Laplace Transform, what does it mean?

[QuarkCharmer]

Homework Statement

Homework Equations

The Attempt at a Solution

We went over the Laplace transformation today in my DE course. We only covered essentially, "how to do it", so:

L(f(t)) = \int_{0}^{\infty}f(t)e^{-st}dt
(also, how do you make the fancy f and curly brackets in Latex?)

Essentially transforming f as a function of t, into a function of s. My book blows over this topic, and simply focuses on it's applications in solving differential equations. My question is, what the heck are we doing? What does it mean to transform the equation? I'm sort of thinking of it like a trig substitution more or less, transforming to something that is easier to work with and still obeys the basic properties of algebra, then transforming it back. What is s-space? I don't get it at all. The text only says that s-space shares a linear proportionality, whatever that may be. I tried looking online, and checking into another book, but I can't seen to find an answer to this question.

I am starting my homework, and I do have a question on an application problem, which I will post here, as this is "homework help", but I wanted to see if I could figure it out myself provided I can get a better in-depth explanation of what this operation is doing.

Thanks, QC

Edit: I am also given to understand that the e^-st portion of the transformation is the "kernel", would that infer that in other similar transformations, they differ only by the kernel used?

 

[micromass]

You're going to like this thread: https://www.physicsforums.com/showthread.php?t=461628

Curly bracketss are \{ and \}

 

[micromass]

Edit: I am also given to understand that the e^-st portion of the transformation is the "kernel", would that infer that in other similar transformations, they differ only by the kernel used?

Yes. Another big example is the Fourier transform http://en.wikipedia.org/wiki/Fourier_transform

But you can put in any type of function as the kernel.

 

[QuarkCharmer]

Thanks micromass, I am watching that now.

I made a typo in my first post. I meant how do you make the script L, not f. The thing that looks like the first character in this image:

 

[micromass]

That would likely by \mathcal{L}

It gives \mathcal{L}.

Be sure to read the entire thread, not only watch the videos. There is some other things you might like (or you might not care about).

 

[QuarkCharmer]

I did read the whole thing. I think the continuous analog of the sum of a power series representation makes more sense to me. I really just wanted a way to think about it, and without going into serious detail (I am positive I will hit this topic again), that explanation will suffice. Thanks, as always.

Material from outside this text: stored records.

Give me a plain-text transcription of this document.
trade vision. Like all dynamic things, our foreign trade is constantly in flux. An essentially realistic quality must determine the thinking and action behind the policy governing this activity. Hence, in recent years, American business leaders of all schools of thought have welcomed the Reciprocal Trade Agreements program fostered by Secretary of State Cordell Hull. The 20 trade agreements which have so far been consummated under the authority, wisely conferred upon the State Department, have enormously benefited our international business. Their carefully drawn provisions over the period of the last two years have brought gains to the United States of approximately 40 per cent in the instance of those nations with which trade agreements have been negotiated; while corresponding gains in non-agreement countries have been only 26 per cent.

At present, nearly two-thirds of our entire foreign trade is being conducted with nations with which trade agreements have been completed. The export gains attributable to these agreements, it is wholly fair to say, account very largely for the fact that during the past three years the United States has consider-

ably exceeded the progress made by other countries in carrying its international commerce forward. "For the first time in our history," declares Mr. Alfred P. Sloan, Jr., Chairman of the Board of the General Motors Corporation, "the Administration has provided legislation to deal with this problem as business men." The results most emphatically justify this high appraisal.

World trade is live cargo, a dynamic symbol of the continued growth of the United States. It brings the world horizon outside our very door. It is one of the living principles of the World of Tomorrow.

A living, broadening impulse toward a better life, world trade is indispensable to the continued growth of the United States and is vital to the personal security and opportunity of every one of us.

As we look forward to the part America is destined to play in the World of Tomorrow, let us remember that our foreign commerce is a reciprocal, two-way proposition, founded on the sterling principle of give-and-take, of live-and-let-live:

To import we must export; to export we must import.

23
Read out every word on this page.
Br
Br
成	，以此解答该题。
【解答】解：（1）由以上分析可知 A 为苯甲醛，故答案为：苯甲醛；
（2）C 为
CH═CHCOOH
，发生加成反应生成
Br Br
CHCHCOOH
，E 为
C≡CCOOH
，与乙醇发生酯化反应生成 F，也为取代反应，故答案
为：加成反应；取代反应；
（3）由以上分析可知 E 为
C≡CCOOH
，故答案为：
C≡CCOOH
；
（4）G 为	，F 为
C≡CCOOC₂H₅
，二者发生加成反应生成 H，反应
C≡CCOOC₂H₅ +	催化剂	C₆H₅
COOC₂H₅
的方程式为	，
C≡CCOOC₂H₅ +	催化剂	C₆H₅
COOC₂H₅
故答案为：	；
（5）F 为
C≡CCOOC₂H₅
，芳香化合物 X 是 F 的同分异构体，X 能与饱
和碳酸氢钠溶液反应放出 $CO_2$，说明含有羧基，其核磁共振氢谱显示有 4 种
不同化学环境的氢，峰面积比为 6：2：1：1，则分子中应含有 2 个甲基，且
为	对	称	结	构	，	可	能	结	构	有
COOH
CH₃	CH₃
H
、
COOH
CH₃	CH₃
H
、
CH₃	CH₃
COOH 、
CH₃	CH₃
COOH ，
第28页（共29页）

So, I tried to apply this technique to a simple DE as follows:

y'' + 4y = 0
With initial conditions: y(0)=1 and y'(0)=1

\mathcal{L} \{ y'' \} + \mathcal{L} \{ 4y \} = \mathcal{L} \{ 0 \}
(s^{2}Y - sy(0) - y'(0)) + (4Y) = (0)
Where Y is the laplace transform of y, and is a function of s.

So now I can go ahead and apply my initial conditions to simplify a bit:
s^{2}Y - s - 1 + 4Y = 0
s^{2}Y + 4Y = s + 1
Y(s^{2} + 4) = s + 1
Y = \frac{s+1}{s^{2}+4}

Then, expanding a bit so it matches some of the transforms in my table, which is especially clear since I already know in general what the answer will more or less look like by solving the aux. equation.

Y = \frac{s}{s^{2}+4} + \frac{1}{s^{2}+4}

Then, to convert back, such that Y becomes y:
\frac{s}{s^{2}+4} inverse laplaces to cos(2t)

and similarly:
\frac{1}{s^{2}+4} \frac{2}{2} inv. laplaces to \frac{1}{2}sin(2t)
(had to think about that part for a good bit, that's where I was stuck, but multiplying the 2/2 was obvious I can't believe it took so long)

So now:
y = cos(2t) + \frac{1}{2}sin(2t)

Am I doing this properly??

 

[micromass]

That looks perfect!